Et si cette écoanxiété n’était pas un diagnostic de trouble de santé mentale, mais plutôt un niveau de grande conscience ? La peur, le désespoir et la colère sont des émotions tout à fait légitimes pour ce grand pourcentage de la population. Lorsque l’on prend conscience d’où vient la peur, on peut trouver des stratégies pour y faire face. La colère peut se transformer en une force vitale incroyable qui peut nous aider à trouver des actions créatrices, novatrices et nous donner l’impulsion nécessaire pour changer certaines habitudes de vie et lutter pour exiger des changements. Quant au désespoir, rien de mieux que l’espoir pour voir différemment. En ce sens, même si le dernier rapport du GIEC sonnait à nouveau l’alarme, il donnait aussi des pistes d’action pour les citoyen.e.s et les décideur.e.s. 

Créer des liens en vue de briser le sentiment de solitude et d’agir collectivement peut redonner du sens et de l’espoir. « L’action est l’antidote au désespoir », mentionnait l’auteure-compositrice-interprète et activiste Joan Baez. C’est aussi une des sept astuces importantes pour préserver notre santé mentale. 

Renée Ouimet, directrice du Mouvement Santé mentale Québec.

Courtoisie

Renée Ouimet, directrice du Mouvement Santé mentale Québec.

Mais pourquoi sommes-nous ainsi victimes de cette inaction ? Dans son livre Le Bug Humain : Pourquoi notre cerveau nous pousse à détruire la planète et comment l’en empêcher, Sébastien Bohler, explique le danger que constitue le cerveau pour la race humaine et l’avenir de la planète. Au fil des siècles, notre cerveau a permis la survie de l’espèce en ayant comme objectif de manger, se reproduire, d’acquérir du pouvoir et de chercher un maximum d’information sur son environnement en vue d’augmenter sa survie. Longtemps notre meilleur allié, il risque aujourd’hui de causer notre perte, car les neurones responsables d’assurer notre survie ne sont jamais rassasiés et réclament toujours plus de nourriture, de sexe et de pouvoir, créant une pression énorme sur les ressources de notre planète. Mais il y aurait de l’espoir et nous pourrions apprendre à valoriser de nouveaux comportements en rééduquant notre cerveau pour se sortir de la crise climatique et de notre écoanxiété. En effet, si le discours parental, l’école, les médias et les politiciens valorisaient l’altruisme, la modération et le respect de l’environnement, il pourrait être possible de développer une nouvelle approche pour déclencher la sécrétion de la dopamine tant recherchée. Pour y arriver, l’objectif est d’ajouter un peu plus de conscience dans notre quotidien, de ralentir, de déguster le moment présent avant de choisir si on souhaite vraiment quelque chose de plus. 
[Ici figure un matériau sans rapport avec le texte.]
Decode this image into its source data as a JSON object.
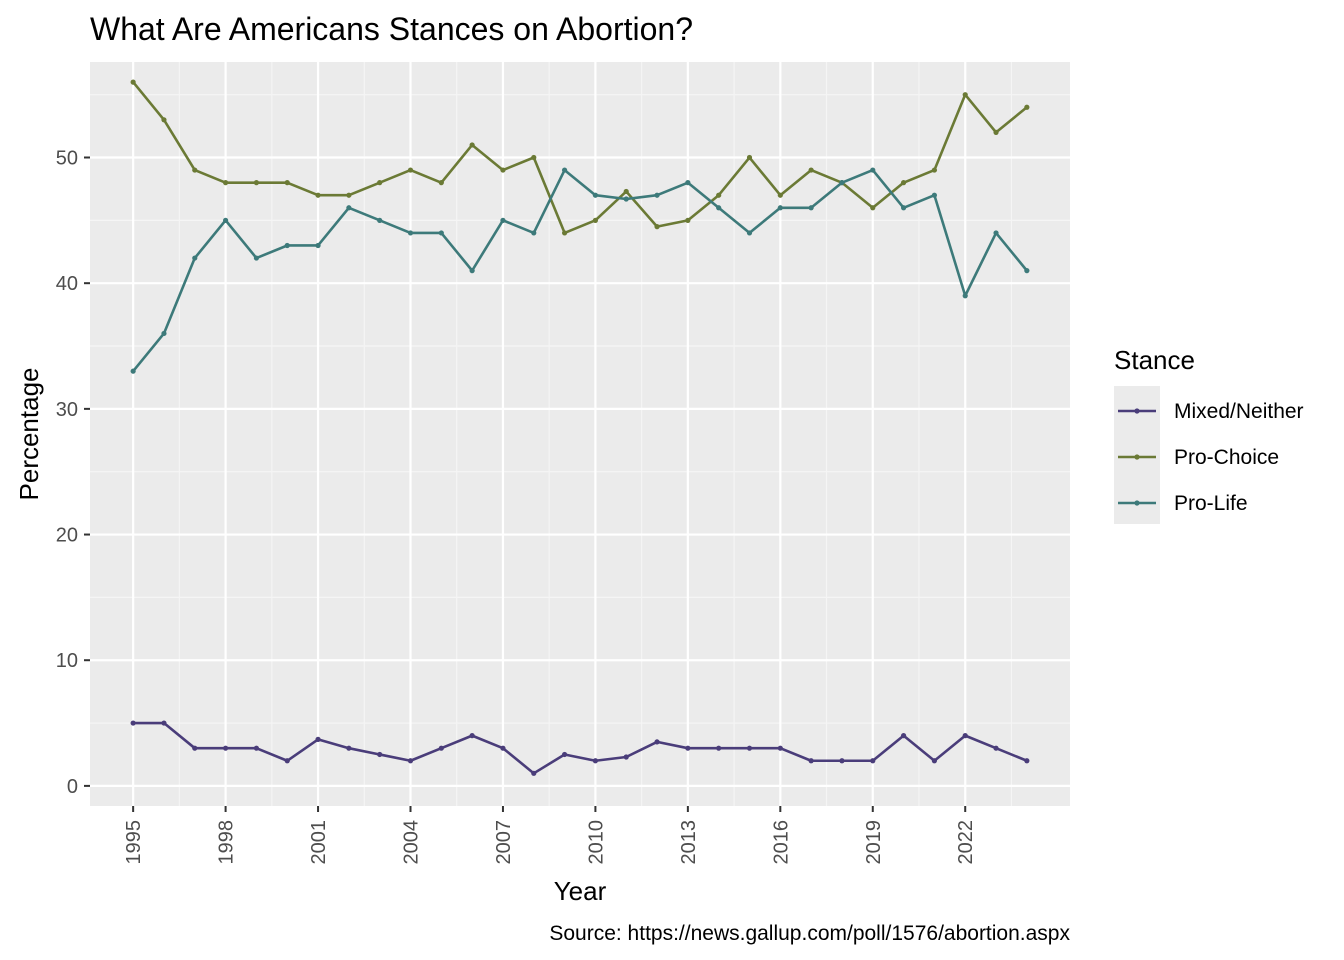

Si les personnes touchées par ce que l’on nommera aujourd’hui l’écoconscience se tournaient vers leurs élu.e.s ? Des statistiques nous disent qu’elles représentent le quart de la population en âge de voter. Le choix conscient d’élire des décideur.e.s ayant nos propres préoccupations est une piste de solution face à l’écoanxiété. Suite à la dernière élection municipale, de nombreuses villes ont pris un virage de plus en plus vert. Il sera intéressant de voir quel poids aura la crise climatique lors de la prochaine campagne électorale provinciale. 

En cette Semaine de la santé mentale, rappelons que toutes ces pistes de solution sont autant d’éléments qui pourront aider à réduire la souffrance liée à l’écoanxiété et à soutenir l’écoconscience. Et comme le propose l’Association canadienne pour la santé mentale, si nous choisissions l’empathie face aux personnes écoconscientes, cette capacité de partager les sentiments ou les expériences d’autrui en s’imaginant dans sa situation. En visitant www.etrebiendanssatete.ca on peut aussi trouver des astuces pour nous aider à transformer notre sentiment d’impuissance en pouvoir d’agir. 


[1] « Adaptation aux changements climatiques au Québec : Comment mieux communiquer et favoriser l’engagement de la population en contexte pandémique ? », issu d’un partenariat entre Ouranos, la Direction de santé publique de l’Estrie, l’Institut national de santé publique du Québec et des chercheuses et chercheurs provenant de plusieurs établissements universitaires.

[2] Sondage Léger réalisé pour le 24 heures, septembre 2021.